The Iberian city was transformed in a Roman colony in 133 b.C, integrated in Tarraconensis Hispania.

The powerful cubes on the Roman rampart, beside the cathedral. Picture Guiarte.
Its importance continued growing in the Visigothic era, and for some years it was the capital of Hispania (with Ataúlfo). It suffered during the years of the reconquering of Hispania (it had been partially destroyed by Almanzor) to finally acquire in the Middle Age a growing importance in the Mediterranean sea.
Already integrated in the Crown of Aragón, Barcelona played an important role for this State that extended its domains throughout Italy.

Detail of the shady cloister of the cathedral.

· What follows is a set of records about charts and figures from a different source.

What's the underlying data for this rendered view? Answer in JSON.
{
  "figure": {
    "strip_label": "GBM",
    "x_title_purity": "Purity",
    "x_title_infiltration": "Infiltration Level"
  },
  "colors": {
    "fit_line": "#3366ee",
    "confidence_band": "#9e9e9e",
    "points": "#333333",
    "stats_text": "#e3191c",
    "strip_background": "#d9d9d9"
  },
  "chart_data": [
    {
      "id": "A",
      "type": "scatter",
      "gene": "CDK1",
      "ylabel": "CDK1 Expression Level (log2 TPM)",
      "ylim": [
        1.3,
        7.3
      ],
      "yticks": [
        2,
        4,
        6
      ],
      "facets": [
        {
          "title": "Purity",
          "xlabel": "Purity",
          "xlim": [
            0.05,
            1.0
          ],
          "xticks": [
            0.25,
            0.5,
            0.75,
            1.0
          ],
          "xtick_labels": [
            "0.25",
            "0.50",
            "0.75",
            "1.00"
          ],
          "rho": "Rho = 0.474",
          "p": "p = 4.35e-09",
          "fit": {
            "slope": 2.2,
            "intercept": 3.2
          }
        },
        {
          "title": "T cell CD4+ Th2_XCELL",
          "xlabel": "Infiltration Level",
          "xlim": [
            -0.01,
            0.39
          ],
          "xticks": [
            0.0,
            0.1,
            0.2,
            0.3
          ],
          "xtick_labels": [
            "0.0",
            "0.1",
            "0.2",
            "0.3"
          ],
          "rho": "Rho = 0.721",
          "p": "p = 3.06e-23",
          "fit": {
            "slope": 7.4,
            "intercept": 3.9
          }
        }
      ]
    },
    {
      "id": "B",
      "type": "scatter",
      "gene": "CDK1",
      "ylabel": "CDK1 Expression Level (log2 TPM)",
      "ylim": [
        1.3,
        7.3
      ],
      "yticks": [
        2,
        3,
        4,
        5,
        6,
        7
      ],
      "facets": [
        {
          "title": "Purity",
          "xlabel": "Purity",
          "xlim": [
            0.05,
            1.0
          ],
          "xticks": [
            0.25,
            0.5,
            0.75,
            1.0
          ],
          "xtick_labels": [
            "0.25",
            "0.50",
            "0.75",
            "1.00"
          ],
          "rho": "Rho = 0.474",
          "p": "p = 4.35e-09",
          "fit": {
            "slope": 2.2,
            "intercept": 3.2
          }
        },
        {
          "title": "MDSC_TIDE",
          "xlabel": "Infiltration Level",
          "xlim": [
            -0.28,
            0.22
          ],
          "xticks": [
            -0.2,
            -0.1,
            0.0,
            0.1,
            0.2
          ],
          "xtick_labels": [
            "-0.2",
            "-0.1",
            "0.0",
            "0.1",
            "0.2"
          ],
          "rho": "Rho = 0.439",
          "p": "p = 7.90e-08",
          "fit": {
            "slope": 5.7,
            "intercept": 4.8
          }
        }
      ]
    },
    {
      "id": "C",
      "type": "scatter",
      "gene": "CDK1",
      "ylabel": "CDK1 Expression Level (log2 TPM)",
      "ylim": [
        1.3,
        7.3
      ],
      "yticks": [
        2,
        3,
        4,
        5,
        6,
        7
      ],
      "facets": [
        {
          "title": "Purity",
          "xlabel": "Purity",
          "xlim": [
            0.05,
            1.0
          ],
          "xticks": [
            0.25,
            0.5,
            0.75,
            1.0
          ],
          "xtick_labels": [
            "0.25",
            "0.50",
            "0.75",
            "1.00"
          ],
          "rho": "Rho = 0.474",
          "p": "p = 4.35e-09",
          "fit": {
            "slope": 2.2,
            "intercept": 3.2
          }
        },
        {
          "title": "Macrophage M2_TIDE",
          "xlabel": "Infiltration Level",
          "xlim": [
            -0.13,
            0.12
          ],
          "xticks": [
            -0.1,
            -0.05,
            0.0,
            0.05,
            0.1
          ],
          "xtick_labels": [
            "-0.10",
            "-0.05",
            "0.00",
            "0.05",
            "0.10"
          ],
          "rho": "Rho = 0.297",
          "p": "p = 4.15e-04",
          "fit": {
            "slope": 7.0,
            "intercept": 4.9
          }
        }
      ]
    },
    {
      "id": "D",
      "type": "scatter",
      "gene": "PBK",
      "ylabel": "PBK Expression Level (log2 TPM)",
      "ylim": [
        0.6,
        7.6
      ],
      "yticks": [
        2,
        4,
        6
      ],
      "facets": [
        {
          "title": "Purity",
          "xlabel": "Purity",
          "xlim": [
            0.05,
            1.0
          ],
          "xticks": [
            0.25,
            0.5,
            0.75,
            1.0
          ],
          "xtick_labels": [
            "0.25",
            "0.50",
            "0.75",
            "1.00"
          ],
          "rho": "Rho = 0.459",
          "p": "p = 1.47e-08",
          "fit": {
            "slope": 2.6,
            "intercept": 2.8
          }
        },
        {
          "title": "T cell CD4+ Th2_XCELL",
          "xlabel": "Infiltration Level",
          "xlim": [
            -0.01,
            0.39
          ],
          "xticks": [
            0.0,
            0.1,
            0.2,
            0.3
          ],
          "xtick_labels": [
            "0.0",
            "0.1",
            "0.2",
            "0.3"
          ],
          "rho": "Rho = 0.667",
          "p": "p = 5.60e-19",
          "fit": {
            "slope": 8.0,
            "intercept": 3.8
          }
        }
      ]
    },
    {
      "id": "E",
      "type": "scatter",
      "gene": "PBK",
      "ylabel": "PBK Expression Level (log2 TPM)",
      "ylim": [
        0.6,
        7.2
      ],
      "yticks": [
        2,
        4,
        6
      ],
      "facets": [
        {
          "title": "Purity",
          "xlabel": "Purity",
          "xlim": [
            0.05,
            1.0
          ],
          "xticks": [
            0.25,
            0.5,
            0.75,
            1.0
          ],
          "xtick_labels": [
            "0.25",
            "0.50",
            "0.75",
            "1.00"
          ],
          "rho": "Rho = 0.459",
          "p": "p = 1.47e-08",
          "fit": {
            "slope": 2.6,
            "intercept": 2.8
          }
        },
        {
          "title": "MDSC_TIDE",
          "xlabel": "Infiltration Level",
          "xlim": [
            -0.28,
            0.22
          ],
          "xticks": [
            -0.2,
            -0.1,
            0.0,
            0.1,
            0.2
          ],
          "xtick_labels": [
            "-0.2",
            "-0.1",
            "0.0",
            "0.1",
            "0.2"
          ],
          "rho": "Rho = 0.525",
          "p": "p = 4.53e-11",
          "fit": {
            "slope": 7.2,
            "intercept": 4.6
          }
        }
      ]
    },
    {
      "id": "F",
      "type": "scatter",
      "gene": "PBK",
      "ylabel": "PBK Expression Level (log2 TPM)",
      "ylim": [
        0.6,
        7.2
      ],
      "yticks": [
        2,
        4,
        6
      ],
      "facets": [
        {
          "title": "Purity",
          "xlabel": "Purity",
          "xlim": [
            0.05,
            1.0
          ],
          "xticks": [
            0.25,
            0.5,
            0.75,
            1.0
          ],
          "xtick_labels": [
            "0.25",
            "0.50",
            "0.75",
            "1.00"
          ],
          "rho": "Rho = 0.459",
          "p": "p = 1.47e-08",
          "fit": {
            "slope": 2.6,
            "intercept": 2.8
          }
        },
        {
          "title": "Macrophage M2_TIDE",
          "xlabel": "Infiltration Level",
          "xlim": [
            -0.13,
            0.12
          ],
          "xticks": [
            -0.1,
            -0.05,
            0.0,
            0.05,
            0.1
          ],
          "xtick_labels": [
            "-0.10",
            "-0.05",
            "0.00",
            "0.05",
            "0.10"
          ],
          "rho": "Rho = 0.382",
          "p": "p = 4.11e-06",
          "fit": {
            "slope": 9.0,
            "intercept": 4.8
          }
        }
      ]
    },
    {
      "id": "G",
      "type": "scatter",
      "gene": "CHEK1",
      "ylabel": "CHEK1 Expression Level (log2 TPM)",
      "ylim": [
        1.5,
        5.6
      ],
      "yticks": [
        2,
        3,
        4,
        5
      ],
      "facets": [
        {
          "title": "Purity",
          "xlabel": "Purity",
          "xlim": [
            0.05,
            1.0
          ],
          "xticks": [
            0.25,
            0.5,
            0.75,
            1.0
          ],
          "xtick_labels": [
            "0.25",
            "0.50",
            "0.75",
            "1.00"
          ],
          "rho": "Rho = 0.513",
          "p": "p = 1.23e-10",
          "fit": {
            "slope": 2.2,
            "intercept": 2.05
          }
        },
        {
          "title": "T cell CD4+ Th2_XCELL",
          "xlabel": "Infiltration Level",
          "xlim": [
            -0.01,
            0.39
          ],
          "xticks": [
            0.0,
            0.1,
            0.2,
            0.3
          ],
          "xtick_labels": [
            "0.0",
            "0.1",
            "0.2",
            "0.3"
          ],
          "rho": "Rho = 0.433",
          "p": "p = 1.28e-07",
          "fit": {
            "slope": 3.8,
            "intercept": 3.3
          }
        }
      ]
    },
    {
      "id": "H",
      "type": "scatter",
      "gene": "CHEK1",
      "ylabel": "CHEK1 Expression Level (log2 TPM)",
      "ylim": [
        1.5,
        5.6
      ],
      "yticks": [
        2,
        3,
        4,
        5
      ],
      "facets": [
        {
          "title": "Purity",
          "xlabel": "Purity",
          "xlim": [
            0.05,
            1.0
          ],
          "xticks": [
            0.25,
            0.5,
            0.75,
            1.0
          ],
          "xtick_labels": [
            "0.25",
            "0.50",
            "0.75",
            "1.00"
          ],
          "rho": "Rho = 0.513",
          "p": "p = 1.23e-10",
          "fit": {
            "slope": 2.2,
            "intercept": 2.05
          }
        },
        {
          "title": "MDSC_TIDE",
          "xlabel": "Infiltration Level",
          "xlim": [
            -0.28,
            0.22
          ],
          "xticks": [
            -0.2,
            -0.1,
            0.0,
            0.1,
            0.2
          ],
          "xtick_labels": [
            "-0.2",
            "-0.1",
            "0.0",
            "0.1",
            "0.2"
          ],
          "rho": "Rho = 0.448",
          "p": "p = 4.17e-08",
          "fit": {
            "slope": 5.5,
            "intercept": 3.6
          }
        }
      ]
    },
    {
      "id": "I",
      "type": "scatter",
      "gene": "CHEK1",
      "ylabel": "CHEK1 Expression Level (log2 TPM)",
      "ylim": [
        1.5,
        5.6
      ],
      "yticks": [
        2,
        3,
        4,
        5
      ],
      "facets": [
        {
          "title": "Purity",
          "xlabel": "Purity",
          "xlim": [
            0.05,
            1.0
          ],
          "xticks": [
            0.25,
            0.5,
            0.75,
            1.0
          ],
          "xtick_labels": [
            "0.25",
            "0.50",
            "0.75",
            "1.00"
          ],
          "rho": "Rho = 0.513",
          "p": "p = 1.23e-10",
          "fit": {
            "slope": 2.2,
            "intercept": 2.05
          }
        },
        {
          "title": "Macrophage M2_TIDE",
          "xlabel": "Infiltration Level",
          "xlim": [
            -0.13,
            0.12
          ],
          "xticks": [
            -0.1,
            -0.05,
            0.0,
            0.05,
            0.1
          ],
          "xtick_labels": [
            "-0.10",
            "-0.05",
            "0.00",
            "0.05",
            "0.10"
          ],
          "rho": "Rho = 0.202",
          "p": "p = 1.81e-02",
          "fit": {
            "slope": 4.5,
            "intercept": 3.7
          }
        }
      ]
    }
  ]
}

Picture Guiarte.
Some social and economic chapters - the revolt of the peasants of remensa or the displacement of the economic axe to the Atlantic Ocean with the discovery of America - displaced the days of progress and development.
However, the development in the peninsular periferia, to the detriment of the interior of Spain, boosted once more the development of Barcelona, definitely settled in the 19th and the early 20th-century with a powerful economic and cultural movement.
Universal Expositions in 1888 and 1929 and the Olympic Games in 1992 have been essential for the city's general development, that has been able to complement its cosmopolitan vocation without compromising its Catalonian personality.